The Federal Court is expected to approve the $100 million penalty, which Optus has already provisioned for in its financial accounts. The telco posted an underlying net profit of $136 million for the year ending March 31, meaning the fine effectively wipes out its annual profit.

It is the largest penalty ever imposed on an Australian telecommunications provider and the fifth-largest in the history of ACCC enforcement action. The most substantial penalty remains the $438 million imposed on private education provider Phoenix Institute.

The Optus case included serious breaches of consumer protections, with evidence of store managers falsifying documents to create fraudulent contracts. In one extreme instance, a store manager in Mount Isa used forged identification to enrol customers in contracts without their knowledge. The company then sold the resulting debts to third-party collection agencies.

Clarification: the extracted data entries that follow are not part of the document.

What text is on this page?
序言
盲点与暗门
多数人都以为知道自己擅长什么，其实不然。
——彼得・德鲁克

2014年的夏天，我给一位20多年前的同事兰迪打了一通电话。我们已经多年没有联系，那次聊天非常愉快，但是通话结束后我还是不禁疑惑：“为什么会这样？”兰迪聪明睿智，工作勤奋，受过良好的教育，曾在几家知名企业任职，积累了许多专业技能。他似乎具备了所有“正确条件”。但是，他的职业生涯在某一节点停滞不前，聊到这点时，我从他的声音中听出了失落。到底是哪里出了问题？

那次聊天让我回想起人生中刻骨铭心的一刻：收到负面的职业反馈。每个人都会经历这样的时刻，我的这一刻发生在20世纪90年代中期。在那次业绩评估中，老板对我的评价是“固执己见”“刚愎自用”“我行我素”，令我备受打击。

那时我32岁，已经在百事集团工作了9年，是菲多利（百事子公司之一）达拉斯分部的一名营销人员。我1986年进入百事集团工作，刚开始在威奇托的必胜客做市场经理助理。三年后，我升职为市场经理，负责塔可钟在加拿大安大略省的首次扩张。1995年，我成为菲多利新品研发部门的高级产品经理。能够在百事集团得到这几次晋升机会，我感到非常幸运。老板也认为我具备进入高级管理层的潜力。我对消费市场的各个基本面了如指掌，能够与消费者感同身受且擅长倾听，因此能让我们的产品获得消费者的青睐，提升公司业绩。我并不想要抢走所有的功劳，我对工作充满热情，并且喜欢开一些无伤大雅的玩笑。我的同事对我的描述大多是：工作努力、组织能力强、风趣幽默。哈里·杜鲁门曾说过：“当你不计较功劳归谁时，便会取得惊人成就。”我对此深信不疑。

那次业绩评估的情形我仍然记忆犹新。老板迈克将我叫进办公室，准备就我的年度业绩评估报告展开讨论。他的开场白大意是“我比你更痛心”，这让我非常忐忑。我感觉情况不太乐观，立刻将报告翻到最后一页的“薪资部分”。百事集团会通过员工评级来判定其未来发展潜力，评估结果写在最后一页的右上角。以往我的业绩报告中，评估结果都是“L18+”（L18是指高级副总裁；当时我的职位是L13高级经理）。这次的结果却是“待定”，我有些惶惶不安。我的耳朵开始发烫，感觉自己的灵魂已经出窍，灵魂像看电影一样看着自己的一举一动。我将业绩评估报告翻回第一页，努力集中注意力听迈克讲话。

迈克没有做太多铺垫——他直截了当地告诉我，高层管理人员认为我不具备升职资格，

ACCC Deputy Chair Catriona Lowe described the tactics as “predatory behaviour” and said the pursuit of debts despite internal investigations amounted to an egregious failure of corporate ethics.

“Some customers were chased by debt collectors for years after they had been signed up to plans they didn’t understand, didn’t want, or couldn’t use. It caused real emotional and financial distress,” Ms Lowe said.

Telecommunications law expert Andrea Kennedy of Hamilton Locke said the fine sent a strong message to the industry.

“This is a wake-up call. The magnitude of the penalty reflects not just financial harm, but the emotional and psychological toll on some of the most disadvantaged Australians,” she said.

The case echoes similar misconduct found at Telstra, which in 2021 was ordered to pay $50 million in penalties after signing up Indigenous customers to unaffordable phone plans.

Veteran telecom analyst Paul Budde said regulators were now clearly prepared to clamp down on corporate misbehaviour in essential service sectors.

“This is not just a financial slap on the wrist,” Mr Budde said. “It signals to the entire industry that vulnerable consumers are off-limits, and businesses must be proactive in ensuring ethical conduct at every level.”

The Federal Court will deliver its final judgment on the Optus penalty in the coming weeks.